Los dos leñadores seguían su camino, soplándose con fuerza los dedos y golpeando con sus enormes botas con refuerzos de hierro la nieve endurecida. En una ocasión se hundieron en un ventisquero profundo y salieron tan blancos como molineros cuando las muelas están moliendo; y una vez resbalaron en el hielo duro y liso donde estaba helada el agua de la tierra pantanosa, y se les cayeron los haces de su carga, y tuvieron que recogerlos y volverlos a atar; y otra vez pensaron que habían perdido el camino, y se apoderó de ellos un gran terror, pues sabían que la nieve es cruel con los que duermen en sus brazos. Pero pusieron su confianza en el buen San Martín, que vela por todos los viajeros, y volvieron sobre sus pasos, y caminaron con cautela, y al fin llegaron al lindero del bosque, y vieron allá abajo en el valle, a sus pies, las luces del pueblo en el que vivían.

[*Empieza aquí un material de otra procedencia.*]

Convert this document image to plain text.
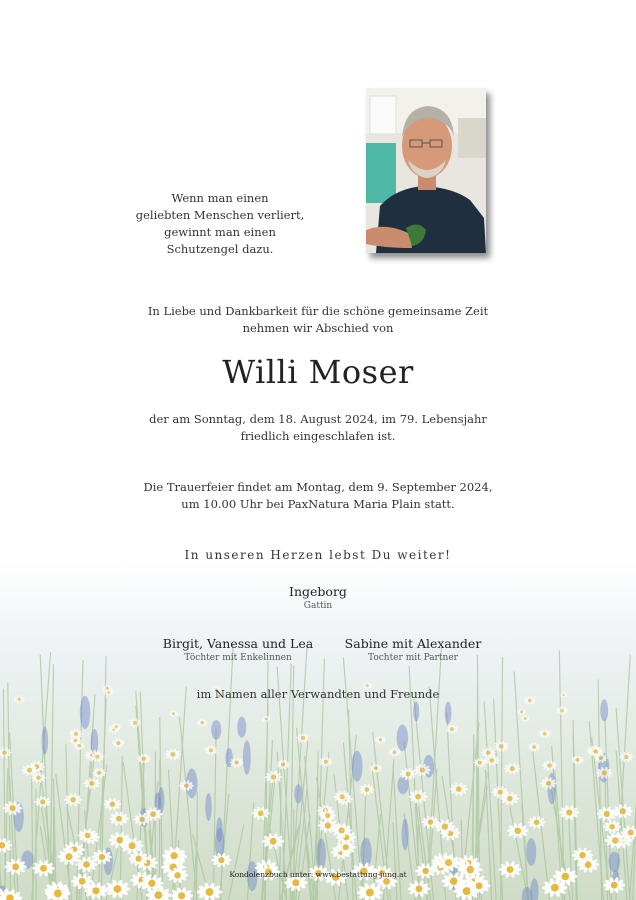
Wenn man einen
geliebten Menschen verliert,
gewinnt man einen
Schutzengel dazu.
In Liebe und Dankbarkeit für die schöne gemeinsame Zeit
nehmen wir Abschied von
Willi Moser
der am Sonntag, dem 18. August 2024, im 79. Lebensjahr
friedlich eingeschlafen ist.
Die Trauerfeier findet am Montag, dem 9. September 2024,
um 10.00 Uhr bei PaxNatura Maria Plain statt.
In unseren Herzen lebst Du weiter!
Ingeborg
Gattin
Birgit, Vanessa und Lea
Töchter mit Enkelinnen
Sabine mit Alexander
Tochter mit Partner
im Namen aller Verwandten und Freunde
Kondolenzbuch unter: www.bestattung-jung.at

Tan gozosos estaban de haber salido, que se pusieron a reír a carcajadas, y la tierra les pareció como una flor de plata, y la luna como una flor de oro. Sin embargo, después de haberse reído se pusieron tristes, pues recordaron su pobreza, y uno de ellos dijo al otro:

— ¿Por qué nos hemos alegrado, viendo que la vida es para los ricos, y no para los que son como nosotros? Más valdría que nos hubiéramos muerto de frío en el bosque, o que alguna bestia salvaje hubiera caído sobre nosotros y nos hubiera matado.

—Verdaderamente —contestó su compañero—, mucho se les da a unos y poco se les da a otros. La injusticia ha parcelado el mundo, y nada está dividido por igual, si no es el sufrimiento.

Pero mientras estaban lamentándose mutuamente de su miseria ocurrió una cosa extraña: cayó del cielo una estrella muy brillante y hermosa. Se deslizó por el firmamento, dejando atrás a las otras estrellas en su curso, y, mientras la miraban asombrados, les pareció que se hundía detrás de un bosquecillo de sauces que había muy cerca de un pequeño redil, no más que a un tiro de piedra de distancia.

— ¡Mira! ¡Vaya una vasija llena de oro para el que la encuentre! —gritaron.

Y se echaron a correr, ¡tanta ansia tenían por el oro!

Y uno de ellos corrió más deprisa que su compañero, y le adelantó, y abriéndose paso a través de los sauces salió al otro lado, y ¡qué maravilla!; había de verdad algo que era de oro sobre la nieve blanca. Así que se fue aprisa hacia ello, y agachándose puso las manos encima, y era un manto de tisú de oro, extrañamente tejido con estrellas y doblado en muchos pliegues. Y gritó a su camarada que había encontrado el tesoro que había caído del cielo; y cuando llegó su compañero se sentaron en la nieve y deshicieron los dobleces del manto para repartirse las monedas de oro. Pero ¡ay!, dentro no había oro, ni plata, ni en verdad ningún tesoro de ninguna clase, sino sólo un niño pequeño que estaba dormido.